As world leaders meet to consider the future of the internet, the man who took it out of the lab and into the mainstream took centre-stage.
Web pioneer met UN head at the Information Society summit.
At an event to mark the opening of the UN technology summit in Geneva, Tim Berners-Lee was reunited with the machine he used to invent the web.
With UN Secretary General Kofi Annan at his side, he used the world's first web server to send an e-mail to more than 80 schools worldwide.
"I hope we can all use the web to realise that other people are just like ourselves even if they speak different languages or have different abilities," said the message.
'Just a program'
Back in 1990, the British researcher came up with some computer code that allowed scientists at the particle physics institute, Cern, to easily share research findings across a computer network.
The technology he invented, which he dubbed the world wide web, sits on top of the internet and has helped it permeate almost every aspect of life.
"When I invented the web, I just wrote a program," said Mr Berners-Lee in Geneva.

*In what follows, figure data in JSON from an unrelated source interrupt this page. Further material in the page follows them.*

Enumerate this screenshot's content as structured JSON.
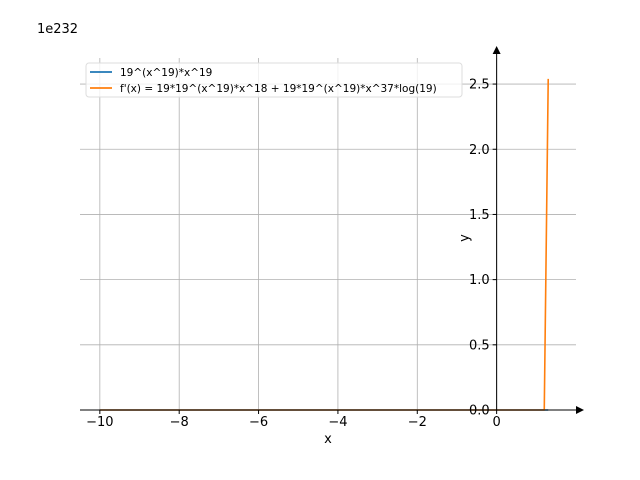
{
  "chart_data": {
    "type": "line",
    "title": "",
    "xlabel": "x",
    "ylabel": "y",
    "y_scale_label": "1e232",
    "y_scale_exponent": 232,
    "xlim": [
      -10.5,
      2.0
    ],
    "ylim": [
      0.0,
      2.7
    ],
    "x_ticks": [
      -10,
      -8,
      -6,
      -4,
      -2,
      0
    ],
    "x_tick_labels": [
      "−10",
      "−8",
      "−6",
      "−4",
      "−2",
      "0"
    ],
    "y_ticks": [
      0.0,
      0.5,
      1.0,
      1.5,
      2.0,
      2.5
    ],
    "y_tick_labels": [
      "0.0",
      "0.5",
      "1.0",
      "1.5",
      "2.0",
      "2.5"
    ],
    "grid": true,
    "legend_position": "top-left",
    "series": [
      {
        "name": "19^(x^19)*x^19",
        "color": "#1f77b4",
        "x": [
          -10,
          -8,
          -6,
          -4,
          -2,
          0,
          1.0,
          1.1,
          1.2,
          1.3
        ],
        "y": [
          0,
          0,
          0,
          0,
          0,
          0,
          0,
          0,
          0,
          0
        ]
      },
      {
        "name": "f'(x) = 19*19^(x^19)*x^18 + 19*19^(x^19)*x^37*log(19)",
        "color": "#ff7f0e",
        "x": [
          -10,
          -8,
          -6,
          -4,
          -2,
          0,
          1.0,
          1.1,
          1.2,
          1.3
        ],
        "y": [
          0,
          0,
          0,
          0,
          0,
          0,
          0,
          0,
          0,
          2.54
        ]
      }
    ]
  }
}
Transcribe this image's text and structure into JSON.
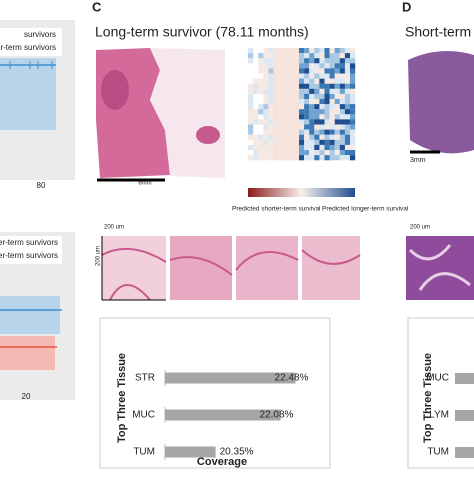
{
  "left_panel": {
    "legend_top": [
      "survivors",
      "nger-term survivors"
    ],
    "tick_top": "80",
    "legend_bottom": [
      "nger-term survivors",
      "rter-term survivors"
    ],
    "tick_bottom": "20"
  },
  "panel_c": {
    "letter": "C",
    "title": "Long-term survivor (78.11 months)",
    "scale_bar": "6mm",
    "colorbar_labels": [
      "Predicted shorter-term survival",
      "Predicted longer-term survival"
    ],
    "patch_scale": "200 um",
    "patch_scale_vertical": "200 um",
    "chart": {
      "type": "bar",
      "categories": [
        "STR",
        "MUC",
        "TUM"
      ],
      "values": [
        22.48,
        22.08,
        20.35
      ],
      "value_labels": [
        "22.48%",
        "22.08%",
        "20.35%"
      ],
      "xlim": [
        19,
        23
      ],
      "color": "#a6a6a6",
      "ylabel": "Top Three Tissue",
      "xlabel": "Coverage"
    }
  },
  "panel_d": {
    "letter": "D",
    "title": "Short-term",
    "scale_bar": "3mm",
    "patch_scale": "200 um",
    "chart": {
      "categories": [
        "MUC",
        "LYM",
        "TUM"
      ],
      "ylabel": "Top Three Tissue"
    }
  }
}
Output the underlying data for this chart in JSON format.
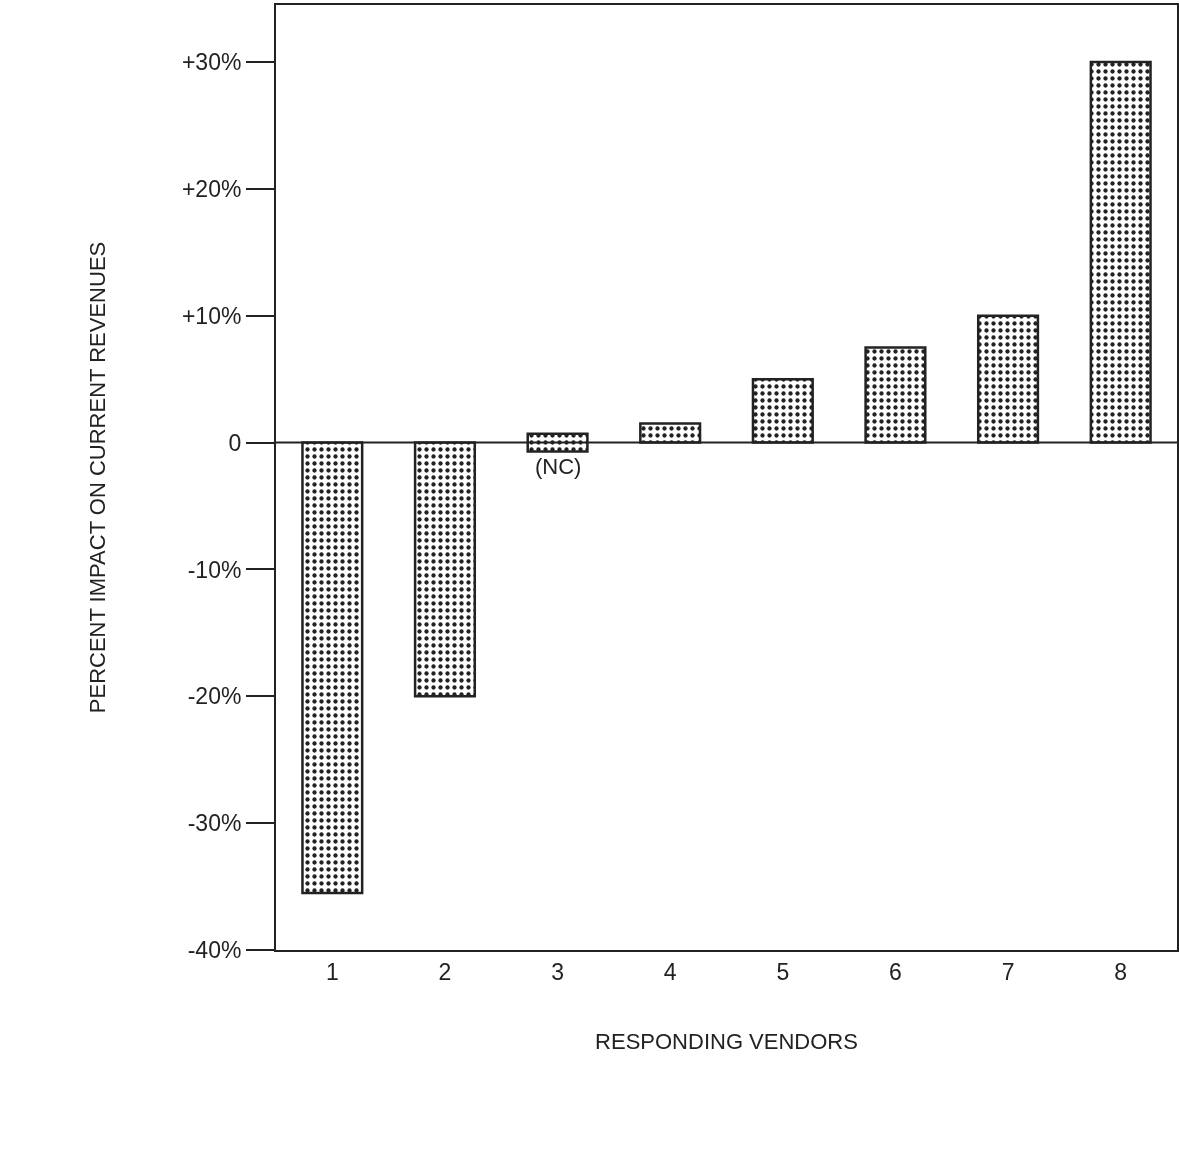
{
  "chart_data": {
    "type": "bar",
    "xlabel": "RESPONDING VENDORS",
    "ylabel": "PERCENT IMPACT ON CURRENT REVENUES",
    "categories": [
      "1",
      "2",
      "3",
      "4",
      "5",
      "6",
      "7",
      "8"
    ],
    "values": [
      -35.5,
      -20,
      1.4,
      1.5,
      5,
      7.5,
      10,
      30
    ],
    "base": [
      0,
      0,
      -0.7,
      0,
      0,
      0,
      0,
      0
    ],
    "color": "#222222",
    "ylim": [
      -40,
      34.5
    ],
    "yticks": [
      {
        "value": -40,
        "label": "-40%"
      },
      {
        "value": -30,
        "label": "-30%"
      },
      {
        "value": -20,
        "label": "-20%"
      },
      {
        "value": -10,
        "label": "-10%"
      },
      0,
      {
        "value": 10,
        "label": "+10%"
      },
      {
        "value": 20,
        "label": "+20%"
      },
      {
        "value": 30,
        "label": "+30%"
      }
    ],
    "annotations": [
      {
        "text": "(NC)",
        "x": "3",
        "y": -0.7
      }
    ],
    "ref_lines": [
      {
        "axis": "y",
        "value": 0,
        "color": "#222222"
      }
    ],
    "grid": false,
    "legend": false
  }
}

"I just put a few things together," adding modestly that he was building on the work that others had done.
In an event heavy with symbolism, the man responsible for an information revolution used a piece of the internet's history to send an inspirational message to schoolchildren across the world.
The machine where it all started
"When you are learning about the web, you may be faster at learning to use computers than your teachers," said the message.
"But listen to their wisdom about how to behave and what to believe on the web."
"This event reminds us how young and full of promise the web is," said Mr Annan as he stood at Mr Berners-Lee's side.
"It should serve as a challenge to us and to encourage all of us to stay connected."
Leaders from 150 nations, business chiefs and development activists have gathered in Geneva for the World Summit on the Information Society.
The aim of the conference is to look at ways of spreading the use of the internet and other technologies across the world.
But the run-up to the event has been marred by disagreements over who decides how the internet is run and over money.
African countries are angry that richer nations have refused to provide funds to bankroll technology projects in the developing world.